- Quantitative
Quantitative research relies on structured data that can be quantified and used in statistical analysis or modeling. The data are generally numerical, have larger sample sizes than qualitative studies, and the focus tends to be on finding a stable, projectable understanding of a topic or experience.
- Quota
Quota is related to overall sample sizes and the make-up on different groups within that sample: quota is the number of respondents or data points needed to create the ideal sample profile. For example, if trying to design a sample that represents the US population, quotas are used to make sure the sample has the same percentage of people in their 20’s as the US population, and they can be used to balance any group of interest — by demographic categories, behaviors, beliefs, attitudes, situations, current statuses, etc. Quotas are the goals for the sample profile.
- Ratio
Ratio is very similar to Interval data, with the added feature of being able to accommodate absolute zeros (for example, a ruler has an absolute zero, so it is a ratio scale, but a thermometer has a relative zero, making it an interval scale). Variable type: Named + Ordered + Proportionate Intervals + Absolute Zeros
- Rebased
Since all percentages are a fraction of some larger base, sometimes it’s helpful to re-define that base to make sense of a percentage — this is called rebasing.
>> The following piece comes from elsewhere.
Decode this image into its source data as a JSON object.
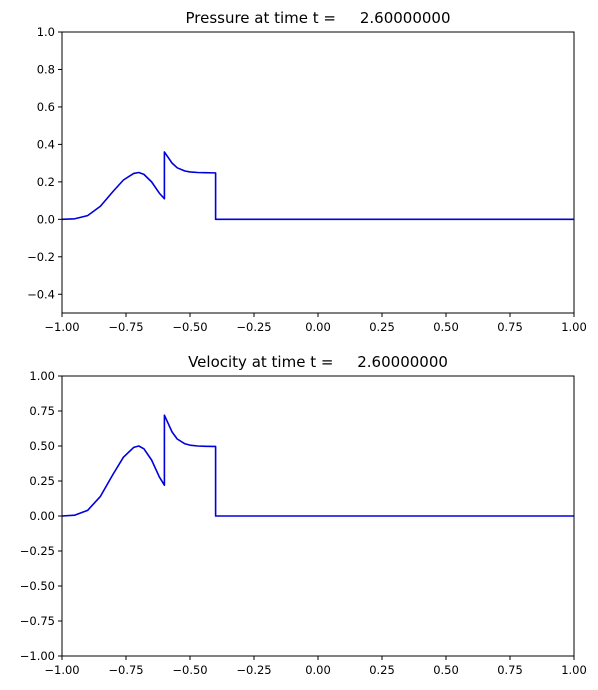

For example, if you ask a question to a smaller group of people and want to know how many of them said “yes,” you can either look at them as a percentage of only the people who responded to that question, or you can look at them as a percentage of everyone in the study. Changing the base that the percentage is using is called “rebasing.”
- Response Rate
Response Rate is a calculation that illustrates the participation level of those invited to participate in the study. (For example, if 5,000 individuals are invited to participate in a study and 1,427 individuals complete the study, the participation rate is 28.5%.) Average response rates vary broadly by industry and source of participants.
- Sample
Sample is the smaller group of people or data points that are included in a study, representing the larger population of interest.
- Secondary data
Secondary research is essentially any research or info that already exists and can be looked up, purchased, or otherwise acquired.
- Sig Testing
When working with a sample of the population we’re studying, Sig Testing (short for “Significance Testing”) is used to determine whether or not the differences we see in the smaller sample are likely to be present in the larger population. The difference between two numbers needs to be large enough that when we account for the likelihood of slight variability between the sample and the population (the “margin of error”), the numbers are still distinctly different.
- Skips
Skips are short for “skip patterns” and these are used skip a respondent over particular questions based on either their responses to a previous question, or based on something we know about the respondent (like information from their sample record).
- Stated Importance
Stated Importance is how important a respondent says something is in a very straightforward question (for example, “how important is customer service to you?”).